As far as your next statement "Data requires reasoning and logic, as well as
allowing changes that conflict with tradition', well I spent over 20 years
dealing with all sorts of data, from analysis to collection to cleansing and
so forth. From my perspective, I have to ask you a question as to what
specific definition are you assigning to the word "data". This word has quite
varying meanings and what one group may use as their definition for "data" may
be at complete odds for what another group might be using as their definition.

As far as your statement is concerned, I have had to deal with many groups who
do not apply reasoning and logic when it comes to "data". They have "faith" as
in the blind kind that their data is correct. It is not uncommon for people to
assume that the information at hand is "true" just because it is in some
database somewhere or it accords with their belief system.

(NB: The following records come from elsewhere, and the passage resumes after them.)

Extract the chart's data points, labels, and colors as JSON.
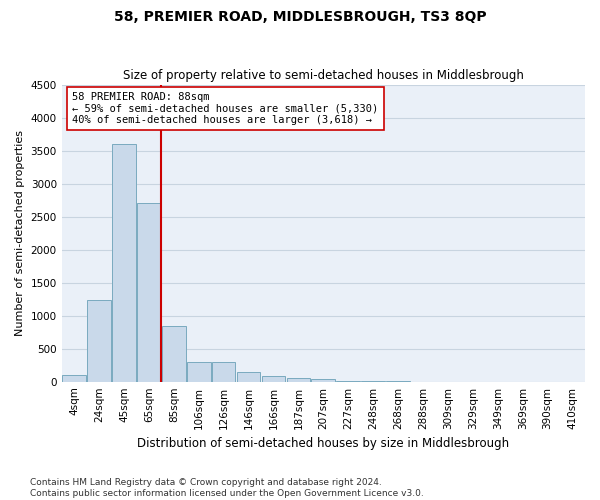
{
  "title": "58, PREMIER ROAD, MIDDLESBROUGH, TS3 8QP",
  "subtitle": "Size of property relative to semi-detached houses in Middlesbrough",
  "xlabel": "Distribution of semi-detached houses by size in Middlesbrough",
  "ylabel": "Number of semi-detached properties",
  "footer": "Contains HM Land Registry data © Crown copyright and database right 2024.\nContains public sector information licensed under the Open Government Licence v3.0.",
  "categories": [
    "4sqm",
    "24sqm",
    "45sqm",
    "65sqm",
    "85sqm",
    "106sqm",
    "126sqm",
    "146sqm",
    "166sqm",
    "187sqm",
    "207sqm",
    "227sqm",
    "248sqm",
    "268sqm",
    "288sqm",
    "309sqm",
    "329sqm",
    "349sqm",
    "369sqm",
    "390sqm",
    "410sqm"
  ],
  "values": [
    100,
    1230,
    3600,
    2700,
    850,
    300,
    300,
    145,
    80,
    60,
    45,
    10,
    5,
    5,
    2,
    1,
    1,
    1,
    1,
    1,
    1
  ],
  "bar_color": "#c9d9ea",
  "bar_edge_color": "#7aaabf",
  "vline_x_idx": 3,
  "annotation_text": "58 PREMIER ROAD: 88sqm\n← 59% of semi-detached houses are smaller (5,330)\n40% of semi-detached houses are larger (3,618) →",
  "ylim": [
    0,
    4500
  ],
  "yticks": [
    0,
    500,
    1000,
    1500,
    2000,
    2500,
    3000,
    3500,
    4000,
    4500
  ],
  "vline_color": "#cc0000",
  "annotation_box_color": "#ffffff",
  "annotation_box_edge": "#cc0000",
  "grid_color": "#c8d4e0",
  "bg_color": "#eaf0f8",
  "title_fontsize": 10,
  "subtitle_fontsize": 8.5,
  "ylabel_fontsize": 8,
  "xlabel_fontsize": 8.5,
  "tick_fontsize": 7.5,
  "annotation_fontsize": 7.5,
  "footer_fontsize": 6.5
}
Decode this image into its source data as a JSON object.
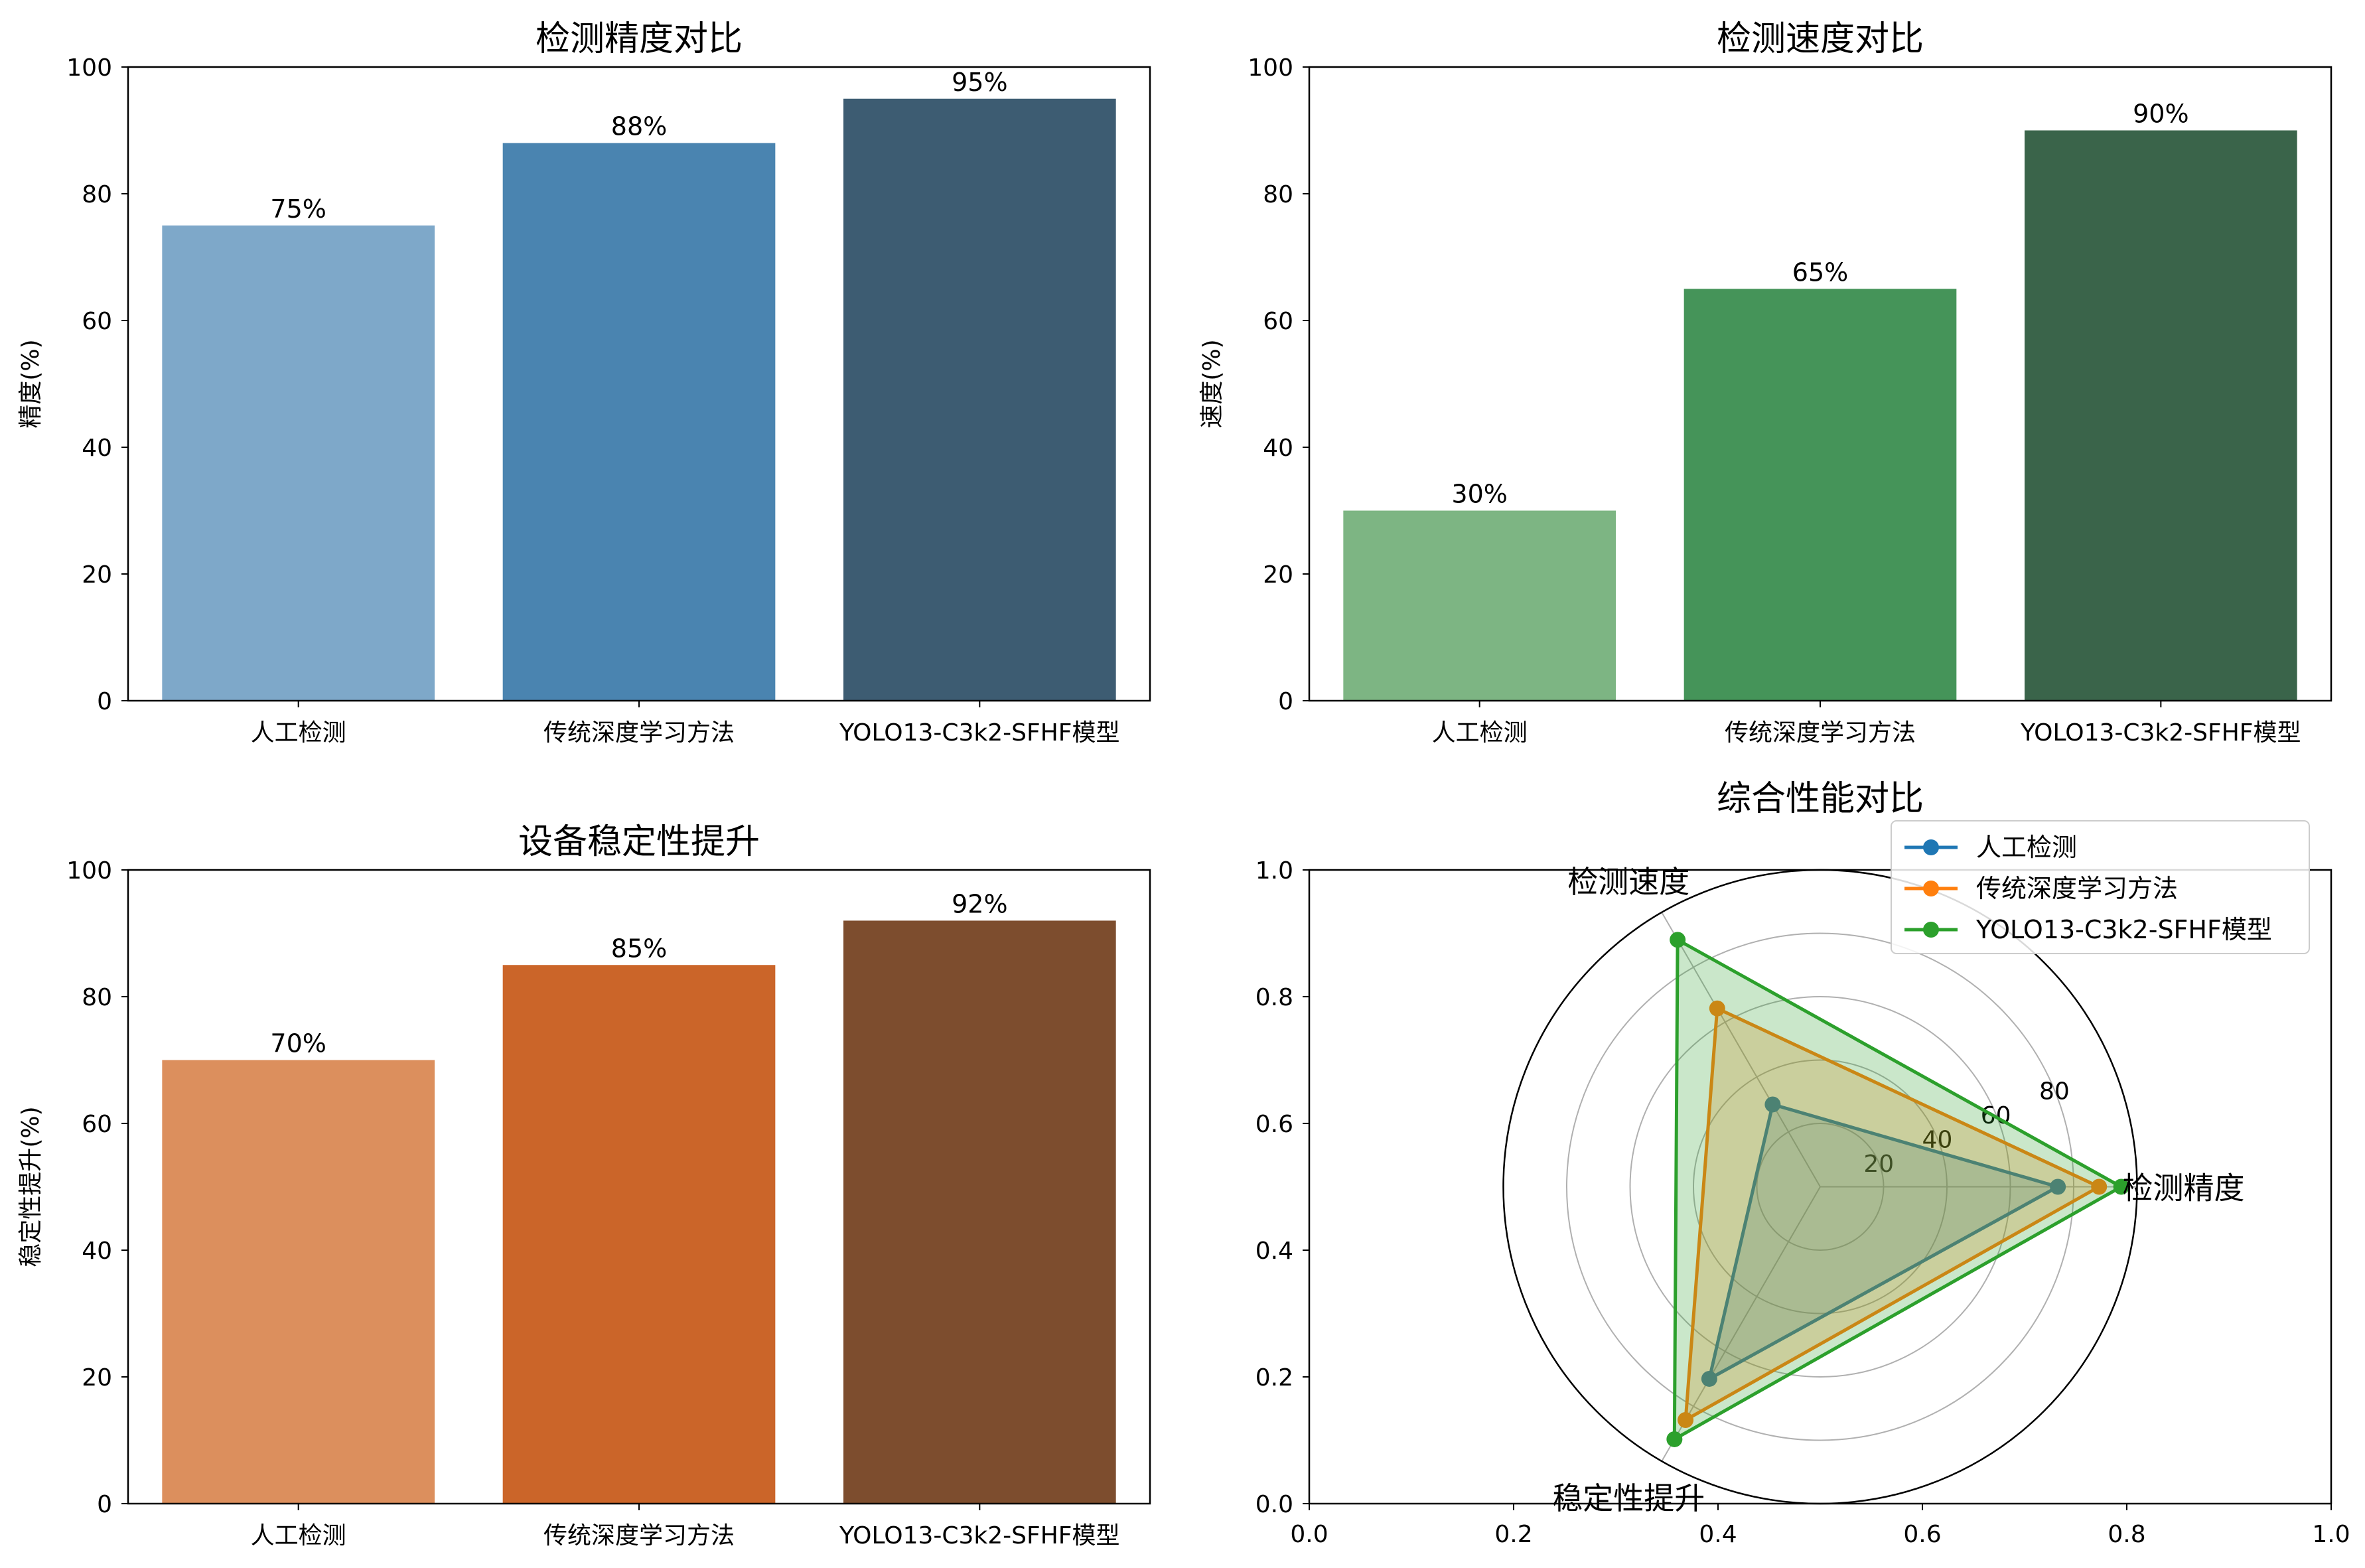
{
  "chart_data": [
    {
      "type": "bar",
      "title": "检测精度对比",
      "ylabel": "精度(%)",
      "xlabel": "",
      "categories": [
        "人工检测",
        "传统深度学习方法",
        "YOLO13-C3k2-SFHF模型"
      ],
      "values": [
        75,
        88,
        95
      ],
      "value_labels": [
        "75%",
        "88%",
        "95%"
      ],
      "colors": [
        "#7ea8c9",
        "#4a84b0",
        "#3d5c72"
      ],
      "ylim": [
        0,
        100
      ],
      "yticks": [
        "0",
        "20",
        "40",
        "60",
        "80",
        "100"
      ]
    },
    {
      "type": "bar",
      "title": "检测速度对比",
      "ylabel": "速度(%)",
      "xlabel": "",
      "categories": [
        "人工检测",
        "传统深度学习方法",
        "YOLO13-C3k2-SFHF模型"
      ],
      "values": [
        30,
        65,
        90
      ],
      "value_labels": [
        "30%",
        "65%",
        "90%"
      ],
      "colors": [
        "#7db583",
        "#459459",
        "#3a644a"
      ],
      "ylim": [
        0,
        100
      ],
      "yticks": [
        "0",
        "20",
        "40",
        "60",
        "80",
        "100"
      ]
    },
    {
      "type": "bar",
      "title": "设备稳定性提升",
      "ylabel": "稳定性提升(%)",
      "xlabel": "",
      "categories": [
        "人工检测",
        "传统深度学习方法",
        "YOLO13-C3k2-SFHF模型"
      ],
      "values": [
        70,
        85,
        92
      ],
      "value_labels": [
        "70%",
        "85%",
        "92%"
      ],
      "colors": [
        "#dc8f5d",
        "#cb6529",
        "#7d4d2e"
      ],
      "ylim": [
        0,
        100
      ],
      "yticks": [
        "0",
        "20",
        "40",
        "60",
        "80",
        "100"
      ]
    },
    {
      "type": "radar",
      "title": "综合性能对比",
      "axes": [
        "检测精度",
        "检测速度",
        "稳定性提升"
      ],
      "rlim": [
        0,
        100
      ],
      "rticks": [
        "20",
        "40",
        "60",
        "80"
      ],
      "series": [
        {
          "name": "人工检测",
          "values": [
            75,
            30,
            70
          ],
          "color": "#1f77b4"
        },
        {
          "name": "传统深度学习方法",
          "values": [
            88,
            65,
            85
          ],
          "color": "#ff7f0e"
        },
        {
          "name": "YOLO13-C3k2-SFHF模型",
          "values": [
            95,
            90,
            92
          ],
          "color": "#2ca02c"
        }
      ],
      "frame_ticks": [
        "0.0",
        "0.2",
        "0.4",
        "0.6",
        "0.8",
        "1.0"
      ],
      "legend": "top-right"
    }
  ]
}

I am a disciple of Jesus Christ. I have looked at the evidence that is
available for the historicity of Jesus Christ and what His disciples of that
day said and did. The evidence suggests that He is who He says He is. This has
lead to studying what other evidence exists and there is plenty. This evidence
has lead to a considered trust which is one of the definitions of "faith". To
that end, I have accumulated more "data" as in evidence that Jesus Christ is
the Creator of the universe and that what He has said as recorded in the New
Testament is consistent with reality.

What has interested me is that there are many who stand in opposition to the
idea that Jesus Christ is Creator of the universe and all that goes with this
and they exhibit a blind "faith" in their worldview. It appears that their
"faith" is emotional and traditions based with an underlying attitude that
anyone who actually investigates the matter is an idiot.